如何构建 C++ 应用程序以使用多核处理器

声明:本页面是StackOverFlow热门问题的中英对照翻译,遵循CC BY-SA 4.0协议,如果您需要使用它,必须同样遵循CC BY-SA许可,注明原文地址和作者信息,同时你必须将它归于原作者(不是我):StackOverFlow 原文地址: http://stackoverflow.com/questions/2166425/
Warning: these are provided under cc-by-sa 4.0 license. You are free to use/share it, But you must attribute it to the original authors (not me): StackOverFlow

提示:将鼠标放在中文语句上可以显示对应的英文。显示中英文
时间:2020-08-27 22:21:40  来源:igfitidea点击:

How to structure a C++ application to use a multicore processor

c++multicore

提问by Mr Bell

I am building an application that will do some object tracking from a video camera feed and use information from that to run a particle system in OpenGL. The code to process the video feed is somewhat slow, 200 - 300 milliseconds per frame right now. The system that this will be running on has a dual core processor. To maximize performance I want to offload the camera processing stuff to one processor and just communicate relevant data back to the main application as it is available, while leaving the main application kicking on the other processor.

我正在构建一个应用程序,该应用程序将从摄像机馈送进行一些对象跟踪,并使用其中的信息在OpenGL 中运行粒子系统。处理视频源的代码有点慢,现在每帧 200 - 300 毫秒。将在其上运行的系统具有双核处理器。为了最大限度地提高性能,我想将相机处理工作卸载到一个处理器,并在相关数据可用时将相关数据传送回主应用程序,同时让主应用程序在另一个处理器上运行。

What do I need to do to offload the camera work to the other processor and how do I handle communication with the main application?

我需要做什么才能将相机工作卸载到另一个处理器,以及如何处理与主应用程序的通信?

Edit: I am running Windows 7 64-bit.

编辑:我正在运行 Windows 7 64 位。

采纳答案by pestilence669

Basically, you need to multithread your application. Each thread of execution can only saturate one core. Separate threads tend to be run on separate cores. If you are insistent that each thread ALWAYS execute on a specific core, then each operating system has its own way of specifying this (affinity masks & such)... but I wouldn't recommend it.

基本上,您需要对应用程序进行多线程处理。每个执行线程只能使一个内核饱和。单独的线程往往在单独的内核上运行。如果您坚持每个线程总是在特定核心上执行,那么每个操作系统都有自己的指定方式(亲和掩码等)……但我不建议这样做。

OpenMP is great, but it's a tad fat in the ass, especially when joining back up from a parallelization. YMMV. It's easy to use, but not at all the best performing option. It also requires compiler support.

OpenMP 很棒,但它有点笨拙,尤其是在从并行化备份时。天啊。它易于使用,但根本不是性能最佳的选项。它还需要编译器支持。

If you're on Mac OS X 10.6 (Snow Leopard), you can use Grand Central Dispatch. It's interesting to read about, even if you don't use it, as its design implements some best practices. It also isn't optimal, but it's better than OpenMP, even though it also requires compiler support.

如果您使用的是 Mac OS X 10.6 (Snow Leopard),则可以使用Grand Central Dispatch。即使您不使用它,阅读它也很有趣,因为它的设计实现了一些最佳实践。它也不是最优的,但它比 OpenMP 好,即使它也需要编译器支持。

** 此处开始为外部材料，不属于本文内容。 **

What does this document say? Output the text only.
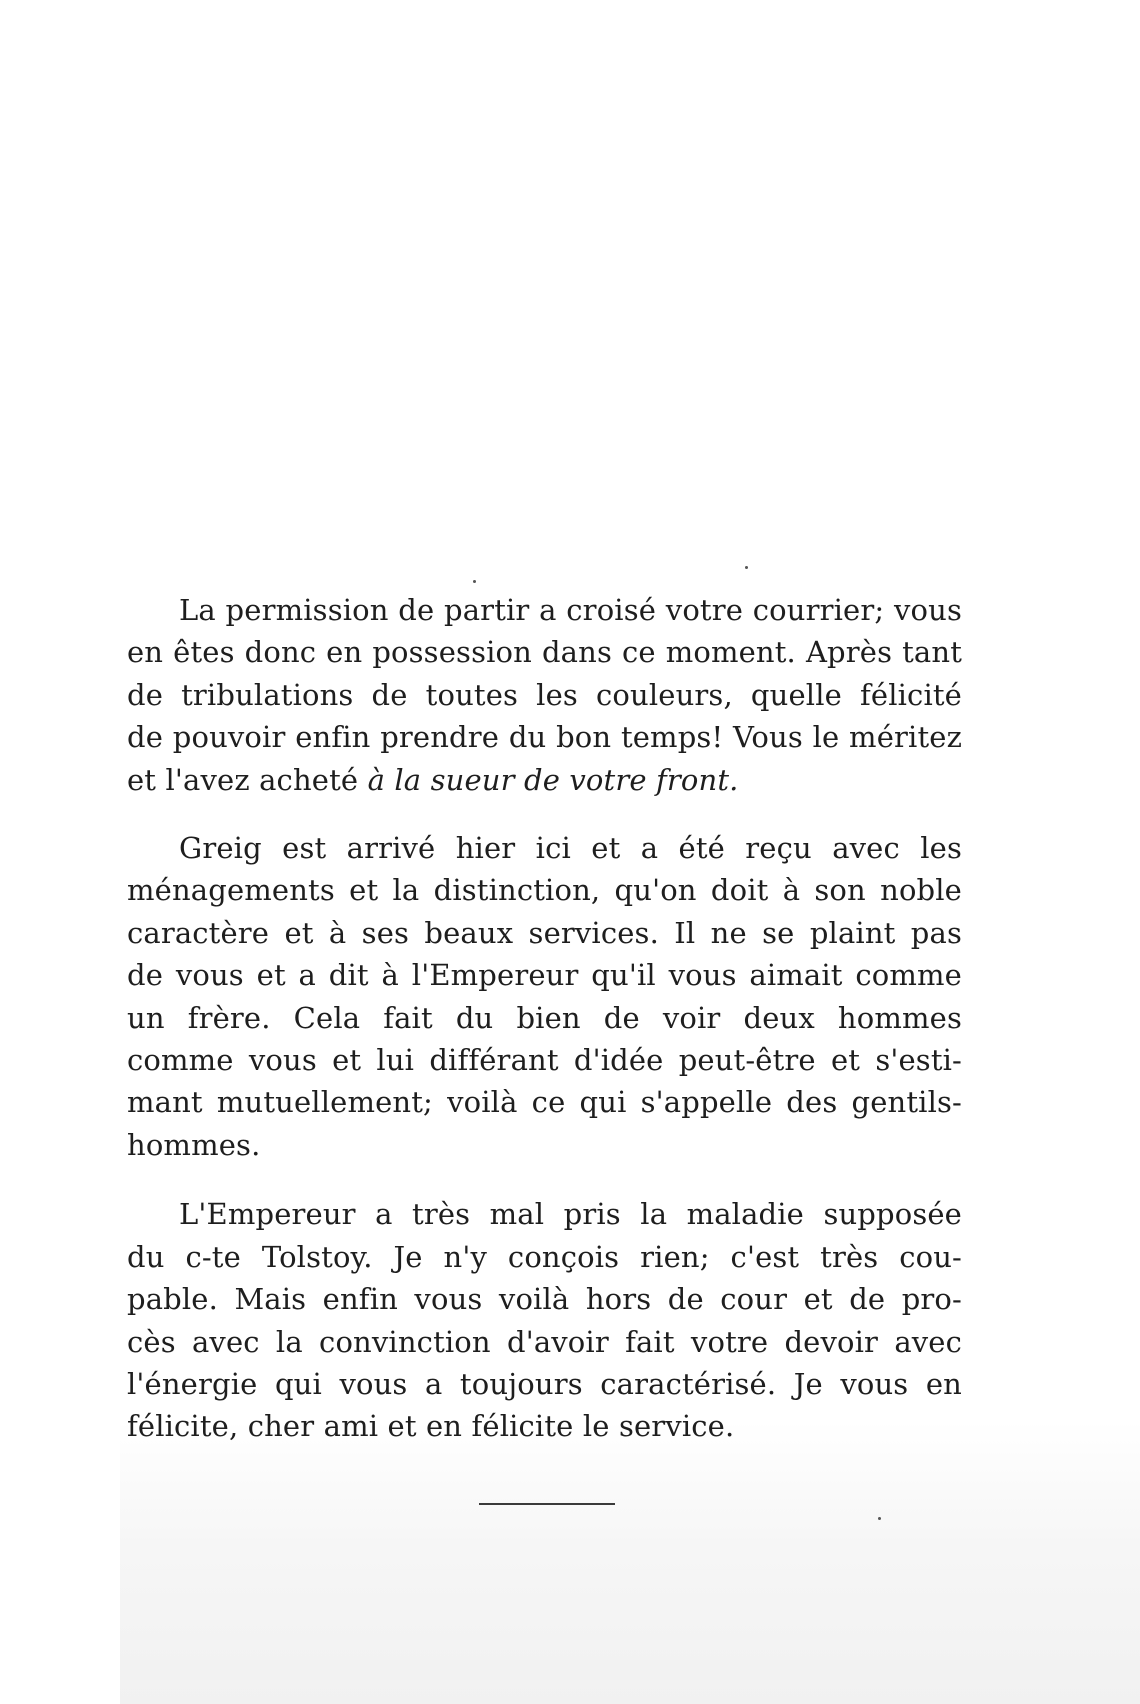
La permission de partir a croisé votre courrier; vous
en êtes donc en possession dans ce moment. Après tant
de tribulations de toutes les couleurs, quelle félicité
de pouvoir enfin prendre du bon temps! Vous le méritez
et l'avez acheté à la sueur de votre front.
Greig est arrivé hier ici et a été reçu avec les
ménagements et la distinction, qu'on doit à son noble
caractère et à ses beaux services. Il ne se plaint pas
de vous et a dit à l'Empereur qu'il vous aimait comme
un frère. Cela fait du bien de voir deux hommes
comme vous et lui différant d'idée peut-être et s'esti-
mant mutuellement; voilà ce qui s'appelle des gentils-
hommes.
L'Empereur a très mal pris la maladie supposée
du c-te Tolstoy. Je n'y conçois rien; c'est très cou-
pable. Mais enfin vous voilà hors de cour et de pro-
cès avec la convinction d'avoir fait votre devoir avec
l'énergie qui vous a toujours caractérisé. Je vous en
félicite, cher ami et en félicite le service.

If you can wrap your head around breaking up your application into "tasks" or "jobs," you can shove these jobs down as many pipes as you have cores. Think of batching your processing as atomic units of work. If you can segment it properly, you can run your camera processing on both cores, and your main thread at the same time.

如果您可以将您的应用程序分解为“任务”或“作业”,那么您可以将这些作业推入与核心数量一样多的管道中。将批处理视为工作的原子单元。如果您可以正确分割它,您就可以同时在两个内核和主线程上运行相机处理。

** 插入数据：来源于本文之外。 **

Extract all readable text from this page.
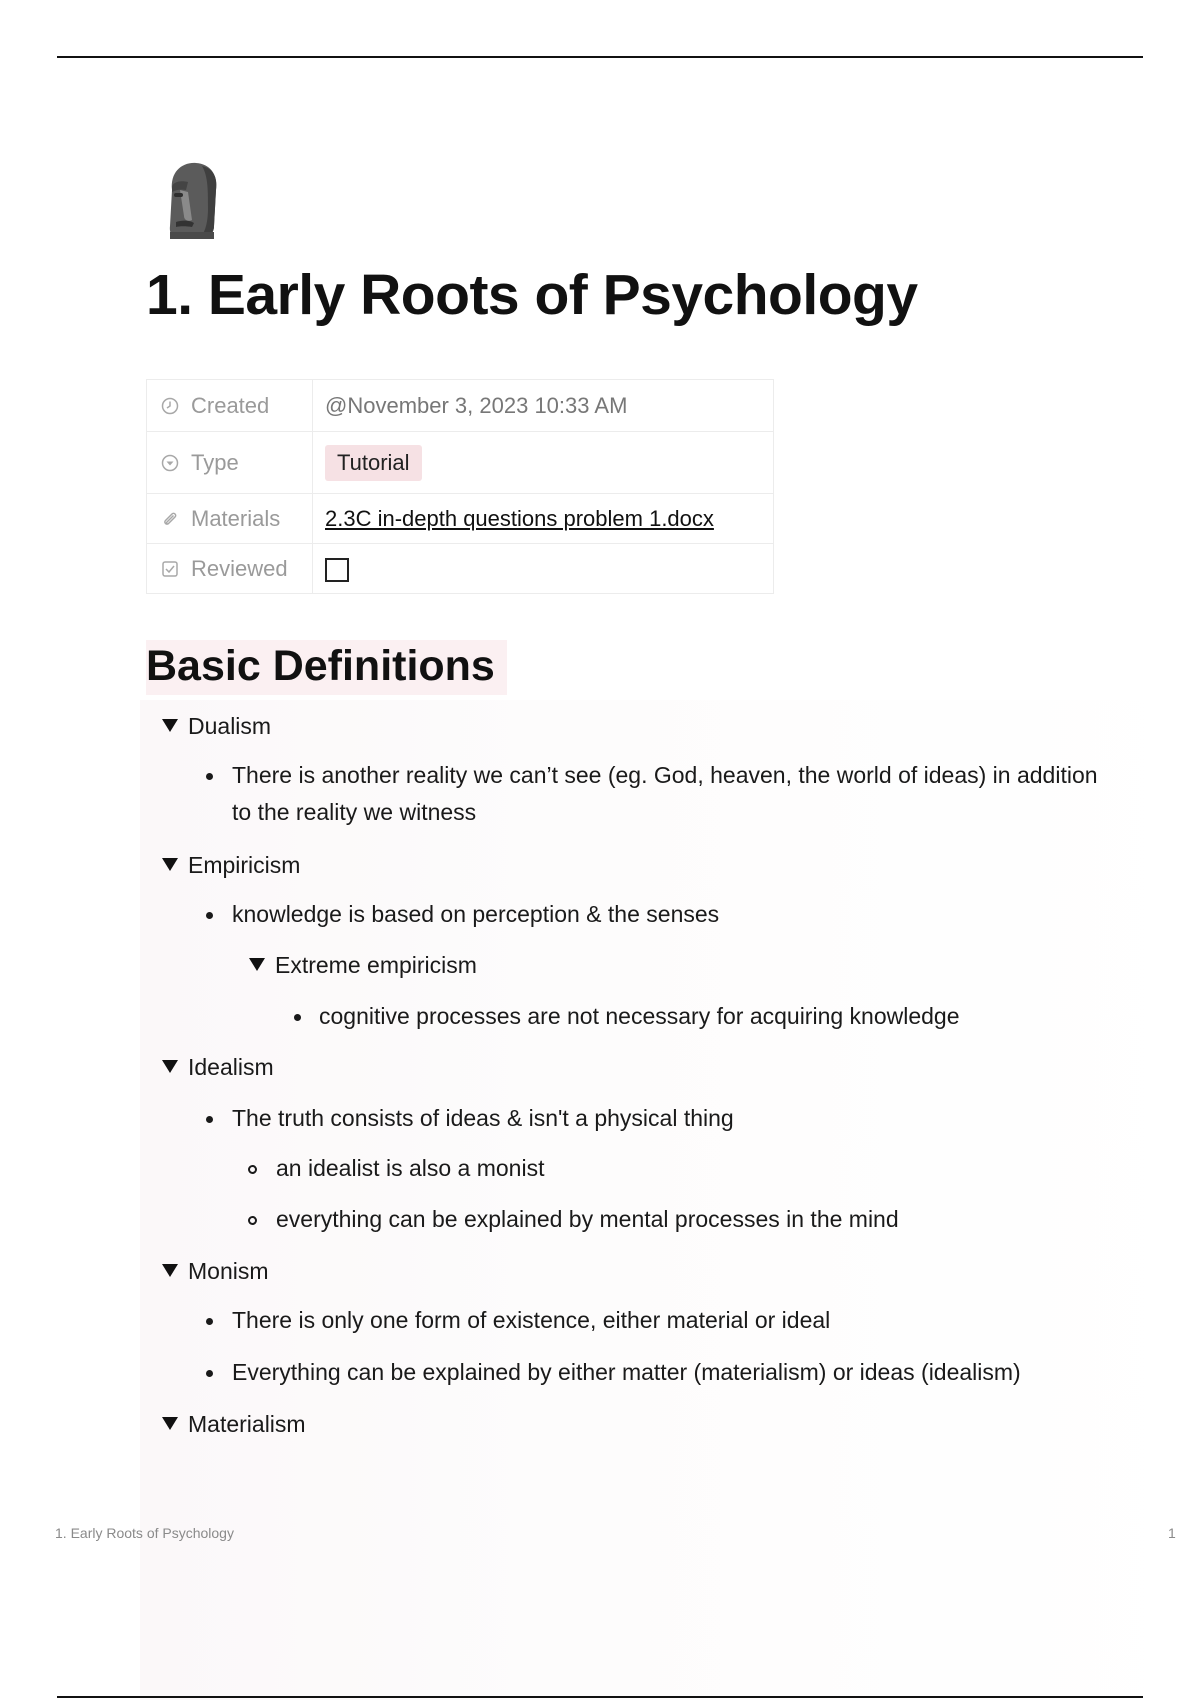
1. Early Roots of Psychology
Created	@November 3, 2023 10:33 AM
Type	Tutorial
Materials	2.3C in-depth questions problem 1.docx
Reviewed	
Basic Definitions
Dualism
There is another reality we can’t see (eg. God, heaven, the world of ideas) in addition to the reality we witness
Empiricism
knowledge is based on perception & the senses
Extreme empiricism
cognitive processes are not necessary for acquiring knowledge
Idealism
The truth consists of ideas & isn't a physical thing
an idealist is also a monist
everything can be explained by mental processes in the mind
Monism
There is only one form of existence, either material or ideal
Everything can be explained by either matter (materialism) or ideas (idealism)
Materialism
1. Early Roots of Psychology	1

If communication is minimized for each unit of work, then your need for mutexes and other locking primitives will be minimized. Course grained threading is much easier than fine grained. And, you can always use a library or framework to ease the burden. Consider Boost's Thread libraryif you take the manual approach. It provides portable wrappers and a nice abstraction.

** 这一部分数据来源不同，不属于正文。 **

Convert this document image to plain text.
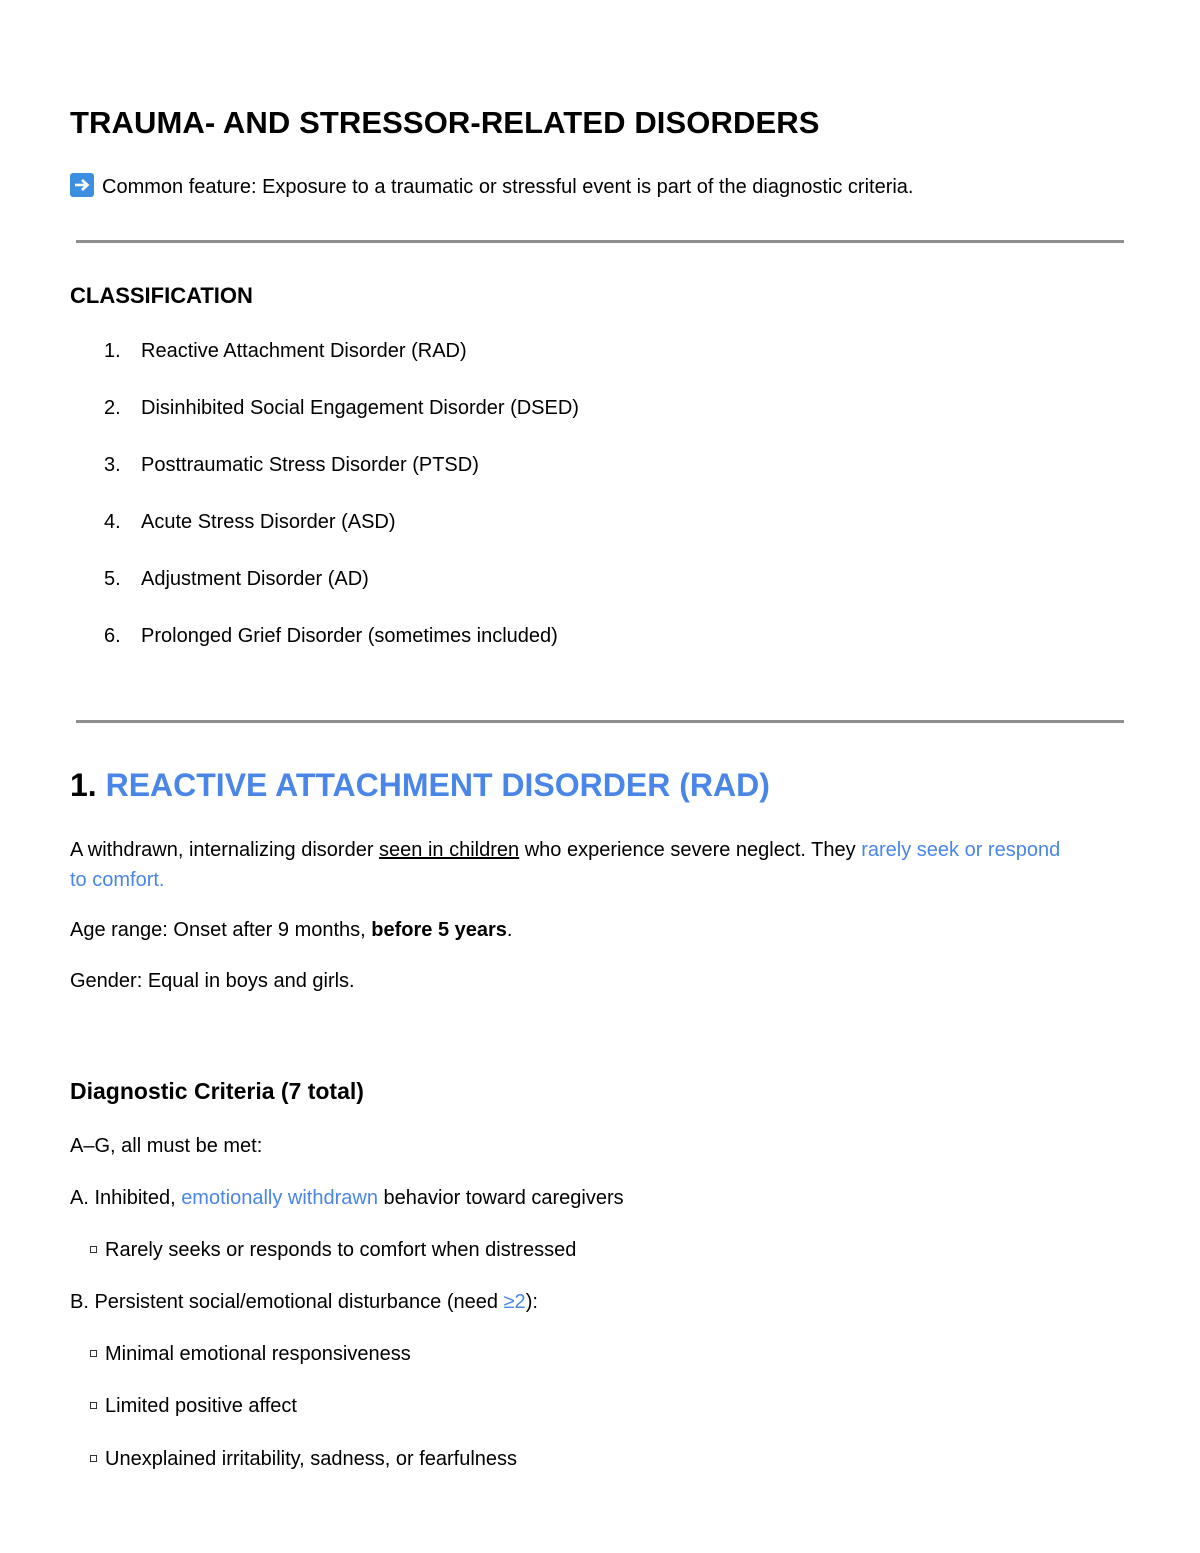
TRAUMA- AND STRESSOR-RELATED DISORDERS
Common feature: Exposure to a traumatic or stressful event is part of the diagnostic criteria.
CLASSIFICATION
1. Reactive Attachment Disorder (RAD)
2. Disinhibited Social Engagement Disorder (DSED)
3. Posttraumatic Stress Disorder (PTSD)
4. Acute Stress Disorder (ASD)
5. Adjustment Disorder (AD)
6. Prolonged Grief Disorder (sometimes included)
1. REACTIVE ATTACHMENT DISORDER (RAD)
A withdrawn, internalizing disorder seen in children who experience severe neglect. They rarely seek or respond to comfort.
Age range: Onset after 9 months, before 5 years.
Gender: Equal in boys and girls.
Diagnostic Criteria (7 total)
A–G, all must be met:
A. Inhibited, emotionally withdrawn behavior toward caregivers
Rarely seeks or responds to comfort when distressed
B. Persistent social/emotional disturbance (need ≥2):
Minimal emotional responsiveness
Limited positive affect
Unexplained irritability, sadness, or fearfulness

如果每个工作单元的通信最小化,那么您对互斥锁和其他锁定原语的需求将最小化。粗粒度线程比细粒度线程容易得多。而且,您始终可以使用库或框架来减轻负担。如果您采用手动方法,请考虑Boost 的 Thread 库。它提供了可移植的包装器和一个很好的抽象。

回答by Eric

It depends on how many cores you have. If you have only 2 cores (cpu, processors, hyperthreads, you know what i mean), then OpenMP cannot give such a tremendous increase in performance, but will help. The maximum gain you can have is divide your time by the number of processors so it will still take 100 - 150 ms per frame.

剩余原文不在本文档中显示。